Yu Fang n’a pas peur. Si l’or ne se vend pas bien temporairement, elle passe rapidement à l’argent ou au platine. « Si l’or ne marche pas, on vend des bijoux en argent ; si l’argent ne marche pas, il reste les perles et le jade. » Récemment, l’argent a fortement augmenté, un de ses clients a gagné plus de 10 000 yuans en un jour.
Elle décide aussi de renoncer volontairement aux clients obsédés par les comparaisons de prix. Elle sait que les clients soucieux du prix ont soit un pouvoir d’achat limité, soit sont de nouveaux investisseurs, facilement influencés par les fluctuations. Plus les prix montent, plus elle doit cibler les clients de qualité, ceux qui commandent sans hésiter et rachètent souvent.
Un fait cruel : les particuliers quittent progressivement le marché de l’or ; seuls ceux qui comprennent les tendances et agissent avec courage et stratégie peuvent gagner.
Pour Yu Fang, tant que les angoisses face à l’avenir persistent, la logique de hausse à long terme de l’or restera intacte.
Zhai pense également que, malgré la baisse actuelle, franchir la barre des 1 000 yuans avant la fin de l’année ne pose aucun problème.
L’or est l’envers de la confiance. Plus les temps sont durs, plus on privilégie cet investissement rassurant. Instabilité géopolitique, incertitudes économiques mondiales, anticipation de baisse des taux par la Fed, achats continus d’or par les banques centrales… Ces facteurs qui soutiennent la hausse des prix ne disparaîtront pas à court terme.

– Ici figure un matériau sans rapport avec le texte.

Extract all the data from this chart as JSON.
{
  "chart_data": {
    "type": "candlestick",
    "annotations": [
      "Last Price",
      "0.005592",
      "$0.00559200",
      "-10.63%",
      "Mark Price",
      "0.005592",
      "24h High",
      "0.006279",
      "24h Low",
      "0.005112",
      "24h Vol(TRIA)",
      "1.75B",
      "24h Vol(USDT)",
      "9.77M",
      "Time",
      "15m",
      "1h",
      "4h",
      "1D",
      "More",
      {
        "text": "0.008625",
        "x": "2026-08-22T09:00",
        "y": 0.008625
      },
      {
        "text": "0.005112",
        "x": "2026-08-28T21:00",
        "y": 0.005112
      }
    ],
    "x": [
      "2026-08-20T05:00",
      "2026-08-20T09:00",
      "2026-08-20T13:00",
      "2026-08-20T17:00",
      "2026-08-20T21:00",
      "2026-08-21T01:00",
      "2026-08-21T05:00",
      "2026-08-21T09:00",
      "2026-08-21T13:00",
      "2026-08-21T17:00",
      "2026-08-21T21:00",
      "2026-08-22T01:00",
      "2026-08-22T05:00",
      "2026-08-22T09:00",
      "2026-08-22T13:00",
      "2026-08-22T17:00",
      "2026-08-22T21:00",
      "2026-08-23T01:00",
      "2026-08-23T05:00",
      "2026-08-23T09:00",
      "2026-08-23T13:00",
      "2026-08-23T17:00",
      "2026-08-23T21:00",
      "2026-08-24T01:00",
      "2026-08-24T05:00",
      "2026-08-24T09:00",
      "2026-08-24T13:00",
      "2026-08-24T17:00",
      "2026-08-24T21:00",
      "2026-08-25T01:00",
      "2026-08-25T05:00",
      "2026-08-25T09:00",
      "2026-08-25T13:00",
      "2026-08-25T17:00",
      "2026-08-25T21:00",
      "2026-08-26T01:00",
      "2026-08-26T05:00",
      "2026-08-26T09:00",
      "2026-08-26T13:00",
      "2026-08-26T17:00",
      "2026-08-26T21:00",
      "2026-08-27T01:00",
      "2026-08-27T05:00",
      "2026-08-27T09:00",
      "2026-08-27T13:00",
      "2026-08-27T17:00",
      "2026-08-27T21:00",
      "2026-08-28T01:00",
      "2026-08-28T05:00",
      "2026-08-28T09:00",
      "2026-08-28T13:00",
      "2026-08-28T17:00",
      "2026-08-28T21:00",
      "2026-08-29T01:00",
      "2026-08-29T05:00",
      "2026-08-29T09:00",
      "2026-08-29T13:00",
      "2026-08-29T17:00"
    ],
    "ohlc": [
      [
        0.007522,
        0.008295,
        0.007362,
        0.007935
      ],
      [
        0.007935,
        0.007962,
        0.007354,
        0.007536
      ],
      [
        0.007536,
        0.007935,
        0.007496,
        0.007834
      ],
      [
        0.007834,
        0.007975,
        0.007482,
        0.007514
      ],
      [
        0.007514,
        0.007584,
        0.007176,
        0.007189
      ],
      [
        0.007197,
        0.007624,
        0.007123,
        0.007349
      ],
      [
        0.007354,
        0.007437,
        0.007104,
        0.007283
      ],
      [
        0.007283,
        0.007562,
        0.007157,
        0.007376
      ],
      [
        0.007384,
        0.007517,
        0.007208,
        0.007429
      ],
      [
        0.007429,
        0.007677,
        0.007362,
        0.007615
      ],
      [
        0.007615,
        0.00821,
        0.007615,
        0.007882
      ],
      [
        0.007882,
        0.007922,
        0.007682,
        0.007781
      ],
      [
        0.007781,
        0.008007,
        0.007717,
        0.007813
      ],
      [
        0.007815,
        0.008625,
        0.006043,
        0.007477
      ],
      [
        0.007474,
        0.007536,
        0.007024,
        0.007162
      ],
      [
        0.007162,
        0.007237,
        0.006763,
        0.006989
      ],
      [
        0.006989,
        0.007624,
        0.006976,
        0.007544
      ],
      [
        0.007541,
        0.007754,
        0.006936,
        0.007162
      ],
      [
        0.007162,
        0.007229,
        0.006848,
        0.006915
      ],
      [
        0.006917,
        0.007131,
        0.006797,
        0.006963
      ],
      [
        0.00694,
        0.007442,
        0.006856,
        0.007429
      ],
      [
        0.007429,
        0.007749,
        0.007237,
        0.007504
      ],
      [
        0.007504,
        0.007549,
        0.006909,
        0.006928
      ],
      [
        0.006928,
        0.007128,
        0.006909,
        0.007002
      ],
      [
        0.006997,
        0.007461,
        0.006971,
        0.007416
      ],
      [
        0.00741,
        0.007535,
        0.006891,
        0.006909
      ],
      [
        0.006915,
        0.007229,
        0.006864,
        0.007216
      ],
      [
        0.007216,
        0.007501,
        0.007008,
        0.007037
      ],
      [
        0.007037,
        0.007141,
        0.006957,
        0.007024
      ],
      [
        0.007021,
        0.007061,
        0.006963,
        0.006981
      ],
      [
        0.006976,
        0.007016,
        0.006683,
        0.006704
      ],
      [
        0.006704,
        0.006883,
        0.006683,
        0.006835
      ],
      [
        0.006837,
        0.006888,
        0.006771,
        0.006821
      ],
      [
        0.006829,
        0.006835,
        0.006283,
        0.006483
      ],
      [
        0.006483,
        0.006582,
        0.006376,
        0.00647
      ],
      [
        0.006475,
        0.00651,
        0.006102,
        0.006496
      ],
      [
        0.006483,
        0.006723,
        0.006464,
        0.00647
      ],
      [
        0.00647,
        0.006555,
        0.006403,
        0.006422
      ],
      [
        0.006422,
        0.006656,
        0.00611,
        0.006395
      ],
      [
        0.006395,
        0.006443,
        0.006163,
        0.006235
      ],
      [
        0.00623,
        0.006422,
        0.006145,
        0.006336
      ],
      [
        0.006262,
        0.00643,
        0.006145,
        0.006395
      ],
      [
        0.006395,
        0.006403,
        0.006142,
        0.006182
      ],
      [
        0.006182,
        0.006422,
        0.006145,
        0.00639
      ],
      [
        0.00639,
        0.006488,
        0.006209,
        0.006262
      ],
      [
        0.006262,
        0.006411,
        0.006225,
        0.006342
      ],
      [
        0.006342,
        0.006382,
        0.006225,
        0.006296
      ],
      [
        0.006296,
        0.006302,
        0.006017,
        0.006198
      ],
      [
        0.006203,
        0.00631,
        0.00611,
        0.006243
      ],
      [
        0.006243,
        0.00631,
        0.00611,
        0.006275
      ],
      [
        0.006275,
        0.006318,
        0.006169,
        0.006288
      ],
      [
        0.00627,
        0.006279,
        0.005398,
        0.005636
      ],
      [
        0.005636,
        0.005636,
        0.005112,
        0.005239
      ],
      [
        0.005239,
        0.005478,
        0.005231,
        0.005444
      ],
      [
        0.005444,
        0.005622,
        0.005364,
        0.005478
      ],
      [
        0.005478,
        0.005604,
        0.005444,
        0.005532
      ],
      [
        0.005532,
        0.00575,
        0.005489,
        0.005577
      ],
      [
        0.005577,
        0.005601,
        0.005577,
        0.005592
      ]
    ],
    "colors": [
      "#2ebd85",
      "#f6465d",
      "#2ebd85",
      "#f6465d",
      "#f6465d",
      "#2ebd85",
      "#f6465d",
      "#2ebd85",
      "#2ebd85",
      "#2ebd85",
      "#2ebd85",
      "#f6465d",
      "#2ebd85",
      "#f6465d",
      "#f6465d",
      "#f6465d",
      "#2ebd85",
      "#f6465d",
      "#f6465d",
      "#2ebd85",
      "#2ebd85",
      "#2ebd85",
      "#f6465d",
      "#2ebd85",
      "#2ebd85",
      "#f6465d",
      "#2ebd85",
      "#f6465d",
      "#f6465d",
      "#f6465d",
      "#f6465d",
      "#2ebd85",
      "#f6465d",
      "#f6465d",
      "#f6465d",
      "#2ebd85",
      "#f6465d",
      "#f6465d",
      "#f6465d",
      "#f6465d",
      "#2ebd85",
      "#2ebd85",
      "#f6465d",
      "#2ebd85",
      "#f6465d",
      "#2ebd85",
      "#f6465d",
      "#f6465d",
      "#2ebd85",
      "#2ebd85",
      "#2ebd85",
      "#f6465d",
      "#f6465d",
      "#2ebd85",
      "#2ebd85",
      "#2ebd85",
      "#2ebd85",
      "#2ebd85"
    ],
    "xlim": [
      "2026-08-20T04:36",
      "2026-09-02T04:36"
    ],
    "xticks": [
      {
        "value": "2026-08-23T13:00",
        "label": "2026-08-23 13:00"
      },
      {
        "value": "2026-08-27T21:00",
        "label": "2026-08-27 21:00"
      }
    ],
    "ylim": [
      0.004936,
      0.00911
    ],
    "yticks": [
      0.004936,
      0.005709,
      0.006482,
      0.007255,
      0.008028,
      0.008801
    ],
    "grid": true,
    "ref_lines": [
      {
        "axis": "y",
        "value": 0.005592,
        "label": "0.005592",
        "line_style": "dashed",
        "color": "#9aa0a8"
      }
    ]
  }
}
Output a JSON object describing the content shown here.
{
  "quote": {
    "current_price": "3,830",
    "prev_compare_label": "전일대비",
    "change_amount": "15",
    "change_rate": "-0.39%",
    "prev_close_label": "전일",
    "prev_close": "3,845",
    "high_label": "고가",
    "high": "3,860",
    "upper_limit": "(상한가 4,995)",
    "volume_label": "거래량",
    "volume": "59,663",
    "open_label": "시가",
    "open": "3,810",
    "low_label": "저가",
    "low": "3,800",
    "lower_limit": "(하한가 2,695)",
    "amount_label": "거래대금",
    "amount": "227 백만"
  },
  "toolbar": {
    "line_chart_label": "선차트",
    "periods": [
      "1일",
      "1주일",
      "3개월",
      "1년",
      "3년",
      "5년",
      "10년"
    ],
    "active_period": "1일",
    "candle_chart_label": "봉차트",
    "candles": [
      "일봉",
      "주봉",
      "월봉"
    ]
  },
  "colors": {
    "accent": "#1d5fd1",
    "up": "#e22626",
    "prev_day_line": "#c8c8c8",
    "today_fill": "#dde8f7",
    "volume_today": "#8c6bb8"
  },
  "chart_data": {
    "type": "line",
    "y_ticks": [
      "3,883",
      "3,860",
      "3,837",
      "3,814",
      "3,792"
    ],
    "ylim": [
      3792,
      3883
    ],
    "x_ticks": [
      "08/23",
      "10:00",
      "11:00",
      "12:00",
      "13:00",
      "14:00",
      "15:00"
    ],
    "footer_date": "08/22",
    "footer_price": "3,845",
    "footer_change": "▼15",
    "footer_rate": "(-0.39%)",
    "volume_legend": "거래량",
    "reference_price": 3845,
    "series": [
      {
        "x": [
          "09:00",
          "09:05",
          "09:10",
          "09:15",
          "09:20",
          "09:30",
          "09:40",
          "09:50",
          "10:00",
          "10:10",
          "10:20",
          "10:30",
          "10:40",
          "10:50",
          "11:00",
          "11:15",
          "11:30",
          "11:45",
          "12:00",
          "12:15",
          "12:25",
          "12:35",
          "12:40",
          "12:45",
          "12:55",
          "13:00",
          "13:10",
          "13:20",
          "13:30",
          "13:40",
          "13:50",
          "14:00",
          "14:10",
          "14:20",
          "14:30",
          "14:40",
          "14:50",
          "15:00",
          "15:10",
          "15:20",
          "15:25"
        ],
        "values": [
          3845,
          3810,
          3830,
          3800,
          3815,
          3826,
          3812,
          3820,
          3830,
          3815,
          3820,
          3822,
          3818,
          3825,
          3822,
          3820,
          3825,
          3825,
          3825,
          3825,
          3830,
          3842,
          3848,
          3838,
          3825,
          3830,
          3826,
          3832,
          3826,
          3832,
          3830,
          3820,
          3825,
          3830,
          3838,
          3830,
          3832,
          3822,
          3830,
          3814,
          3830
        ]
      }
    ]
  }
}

Cela dit, elle ne néglige jamais les risques. Elle rappelle que chacun doit clarifier son objectif avant d’acheter de l’or : s’il s’agit d’un investissement, il faut être prêt psychologiquement aux fluctuations. Après avoir acheté cher, peut-on supporter une baisse de 100 yuans ?
Le mot « déception » a souvent traversé sa vie au début de son entreprise. Mais cette fois, face à la baisse des prix, en constatant que les fournisseurs en amont ne liquident pas leurs stocks et que les consommateurs en aval ne vendent pas massivement pour encaisser, sa confiance gonfle comme un ballon.
Après tant d’années à vendre de l’or, Zhai comprend que le cœur humain a trois facettes : l’une est l’avidité, l’autre est l’entêtement. La troisième, c’est celle de ces clients qui, entre hausse et baisse brutales, ne cessent de demander « Et ensuite ? » — elle sait qu’ils ne cherchent pas tant une réponse qu’un peu de confiance.